Por: GUSTAVO ÁLVAREZ GARDEAZÁBAL
Aun cuando el ser humano parece haber ingerido bebidas alcohólicas desde las épocas de Noé y su Arca, el imaginario popular ha estigmatizado siempre al que bebe en demasía y se alicora como “borracho” y de una manera u otra, usando despectiva o descriptivamente esa palabra, ha aceptado que ese estado transitorio de euforia inhabilita a quien ejerce un oficio o desempeña un cargo público y por lo tanto, le rodea de la aureola del desprecio.
Por supuesto, el grado de apreciación de cuan grande es esa incapacidad terminan midiéndolo al unísono el que bebe como el que le aguanta la borrachera.
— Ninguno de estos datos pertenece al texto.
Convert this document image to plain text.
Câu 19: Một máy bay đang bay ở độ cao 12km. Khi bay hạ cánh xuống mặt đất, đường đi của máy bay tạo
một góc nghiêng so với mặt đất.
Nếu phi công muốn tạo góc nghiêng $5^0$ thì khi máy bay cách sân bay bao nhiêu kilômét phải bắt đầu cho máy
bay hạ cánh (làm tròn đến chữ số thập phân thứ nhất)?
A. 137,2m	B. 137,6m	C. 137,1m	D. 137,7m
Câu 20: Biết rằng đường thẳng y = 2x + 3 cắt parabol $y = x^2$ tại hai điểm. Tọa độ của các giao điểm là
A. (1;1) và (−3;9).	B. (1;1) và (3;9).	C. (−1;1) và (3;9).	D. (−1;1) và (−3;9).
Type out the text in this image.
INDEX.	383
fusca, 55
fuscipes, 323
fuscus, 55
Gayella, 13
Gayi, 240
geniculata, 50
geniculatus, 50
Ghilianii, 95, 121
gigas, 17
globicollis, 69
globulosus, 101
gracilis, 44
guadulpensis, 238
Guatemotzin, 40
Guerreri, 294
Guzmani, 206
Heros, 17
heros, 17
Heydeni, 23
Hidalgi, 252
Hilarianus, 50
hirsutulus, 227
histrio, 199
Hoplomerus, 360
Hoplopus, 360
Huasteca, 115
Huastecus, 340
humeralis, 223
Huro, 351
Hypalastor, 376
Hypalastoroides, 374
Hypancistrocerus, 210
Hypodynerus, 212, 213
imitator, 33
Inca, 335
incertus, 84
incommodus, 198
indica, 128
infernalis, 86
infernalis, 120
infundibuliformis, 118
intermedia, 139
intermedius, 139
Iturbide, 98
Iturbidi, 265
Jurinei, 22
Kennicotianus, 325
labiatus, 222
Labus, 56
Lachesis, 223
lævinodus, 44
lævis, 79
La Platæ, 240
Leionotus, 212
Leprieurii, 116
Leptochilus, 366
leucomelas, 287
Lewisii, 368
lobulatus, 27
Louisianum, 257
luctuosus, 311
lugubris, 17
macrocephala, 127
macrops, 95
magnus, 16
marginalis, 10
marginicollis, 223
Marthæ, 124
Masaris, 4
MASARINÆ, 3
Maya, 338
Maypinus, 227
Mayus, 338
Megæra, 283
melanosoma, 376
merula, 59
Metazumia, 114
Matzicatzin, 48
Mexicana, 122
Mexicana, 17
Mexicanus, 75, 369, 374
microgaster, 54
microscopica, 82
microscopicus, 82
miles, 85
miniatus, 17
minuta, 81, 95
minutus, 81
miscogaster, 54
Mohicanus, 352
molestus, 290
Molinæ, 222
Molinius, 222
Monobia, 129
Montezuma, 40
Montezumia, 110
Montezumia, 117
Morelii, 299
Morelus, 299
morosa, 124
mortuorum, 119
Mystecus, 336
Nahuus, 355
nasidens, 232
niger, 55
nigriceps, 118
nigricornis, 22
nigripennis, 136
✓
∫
El hecho de beber en celebraciones públicas, se ha adoptado como un mal ejemplo y en más de una reglamentación de conducta de muchos gobiernos han sido sancionado los borrachos.
Empero, hay que decirlo, son muchos quienes se han desempeñado bien en sus oficios y han tomado determinaciones cuando presuntamente no están en sus cabales.
Últimamente con la llegada y el uso y abuso de la cocaína, una de cuyas utilizaciones es para mermar la borrachera del licor, se le ha dado casi que el mismo trato a quien la usa, estigmatizándolo o despreciandolo con el remoquete de ”periquero”.
Nadie ha hecho, quizás por vergüenza pública, análisis o descripciones de cuantas muecas, gestualizaciones y rostros deformados hace una persona bajo los efectos de la cocaína, pero es evidente que con poca observación se distingue quien ha usado el pase.
Muchos hombres públicos se sabe o sospecha que usan ese alucinógeno. A muy pocos han reprendido o desclasificado. Uno de ellos, el cantante Diómedes, que lo hacía en público en medio de sus conciertos, le prohibieron por tal razón volverse a presentar en Cali.
No se entonces de cual tamaño será la polémica que se presentará ahora que circula en redes el video de como el presidente Petro se pasa por sus narices una mano que le facilita su escolta risueño mientras pronuncia un discurso. Pero alboroto habrá por lo menos.